As its name implies, the simulator mirrors the actual control room elsewhere on the plant’s 800-acre site, down to every button, switch, knob, dial, gauge, and computer screen. (Even the carpeting is the same.) In here, says Ford, precision is at a premium. Cameras and microphones, used during training, ensure that operators communicate in unambiguous terms. An operator who needs to adjust one of the aforementioned buttons, knobs, or dials, for example, may do so only after conferring with a colleague and consulting one of the six-inch-thick instruction manuals kept in the room. “You can’t touch a switch without someone watching you,” says Ford.
Operators must complete an 18-month training session before being granted a license by the federal Nuclear Regulatory Commission.
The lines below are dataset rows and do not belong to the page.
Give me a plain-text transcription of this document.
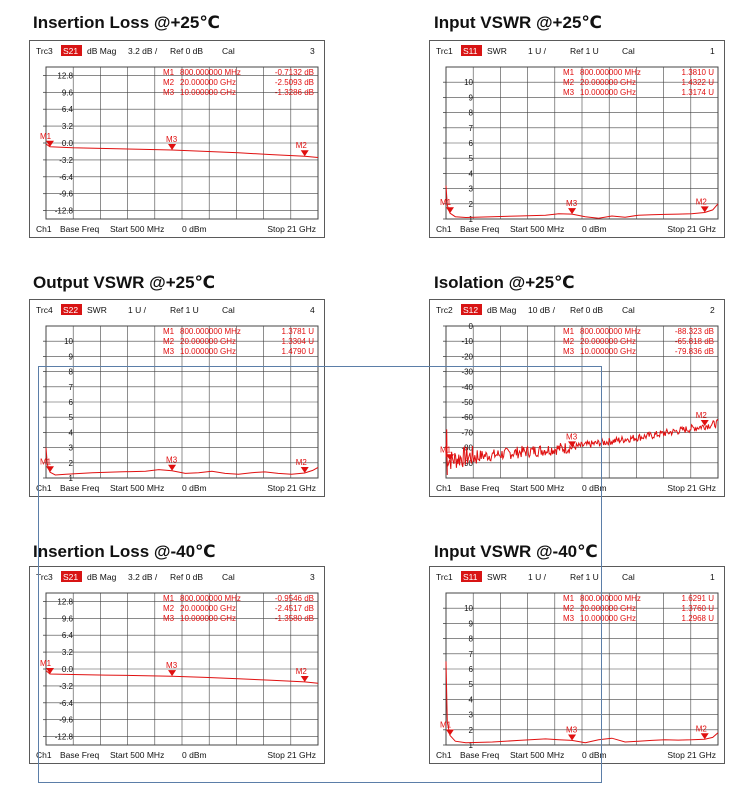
Insertion Loss @+25℃	Input VSWR @+25℃
Output VSWR @+25℃	Isolation @+25℃
Insertion Loss @-40℃	Input VSWR @-40℃
Trc3 S21 dB Mag 3.2 dB / Ref 0 dB Cal	3
12.8
9.6
6.4
3.2
0.0
-3.2
-6.4
-9.6
-12.8
M1 800.000000 MHz	-0.7132 dB
M2 20.000000 GHz	-2.5093 dB
M3 10.000000 GHz	-1.3286 dB
M1
M2
M3
Ch1 Base Freq Start 500 MHz 0 dBm	Stop 21 GHz
Trc1 S11 SWR 1 U /	Ref 1 U	Cal	1
10
9
8
7
6
5
4
3
2
1
M1 800.000000 MHz	1.3810 U
M2 20.000000 GHz	1.4322 U
M3 10.000000 GHz	1.3174 U
M1	M2
M3
Ch1 Base Freq Start 500 MHz 0 dBm	Stop 21 GHz
Trc4 S22 SWR 1 U /	Ref 1 U	Cal	4
10
9
8
7
6
5
4
3
2
1
M1 800.000000 MHz	1.3781 U
M2 20.000000 GHz	1.3304 U
M3 10.000000 GHz	1.4790 U
M1	M2
M3
Ch1 Base Freq Start 500 MHz 0 dBm	Stop 21 GHz
Trc2 S12 dB Mag 10 dB / Ref 0 dB Cal	2
0
-10
-20
-30
-40
-50
-60
-70
-80
-90
M1 800.000000 MHz	-88.323 dB
M2 20.000000 GHz	-65.818 dB
M3 10.000000 GHz	-79.836 dB
M1
M2
M3
Ch1 Base Freq Start 500 MHz 0 dBm	Stop 21 GHz
Trc3 S21 dB Mag 3.2 dB / Ref 0 dB Cal	3
12.8
9.6
6.4
3.2
0.0
-3.2
-6.4
-9.6
-12.8
M1 800.000000 MHz	-0.9546 dB
M2 20.000000 GHz	-2.4517 dB
M3 10.000000 GHz	-1.3580 dB
M1
M2
M3
Ch1 Base Freq Start 500 MHz 0 dBm	Stop 21 GHz
Trc1 S11 SWR 1 U /	Ref 1 U	Cal	1
10
9
8
7
6
5
4
3
2
1
M1 800.000000 MHz	1.6291 U
M2 20.000000 GHz	1.3760 U
M3 10.000000 GHz	1.2968 U
M1	M2
M3
Ch1 Base Freq Start 500 MHz 0 dBm	Stop 21 GHz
Intense does not begin to describe the process of wrapping one’s head around so much highly technical information. What’s the experience like? “Like drinking water from a fire hydrant,” says Ford.
Ford came to the plant, straight from TCNJ, as a chemistry technician, analyzing the water that flows through the reactor. (The CliffsNotes version of the plant’s operation goes something like this: The reactor’s 137 rods heat water to 520 degrees Fahrenheit, which produces steam, which spins a turbine, which makes electricity.) Several promotions later, in August 2012, Ford was named operations director. These days, he oversees a staff of 115 people and is responsible for the overall day-to-day operation of Oyster Creek’s nuclear reactor.
“In our industry, operations and training go hand in hand,” says Ford. “Our success is their success. I’ve been fortunate in my career to have advanced to levels where I can coach and manage people. It’s been a great opportunity to watch people grow and develop.”
The Oyster Creek Generating Station is America’s oldest operating commercial nuclear power plant. It began operation in December 1969, and today provides electricity to 600,000 people in New Jersey, Pennsylvania, and Maryland. Its location in a densely populated region of the Jersey Shore—30 miles north of Atlantic City, 60 miles east of Philadelphia, 75 miles south of New York City, and within 50 miles of more than four million people—only underscores the need for its safe operation.
“I have a healthy respect for what we’re doing,” says Ford, “because every one of us is trained with safety as our number one priority. That’s where the training is most important.”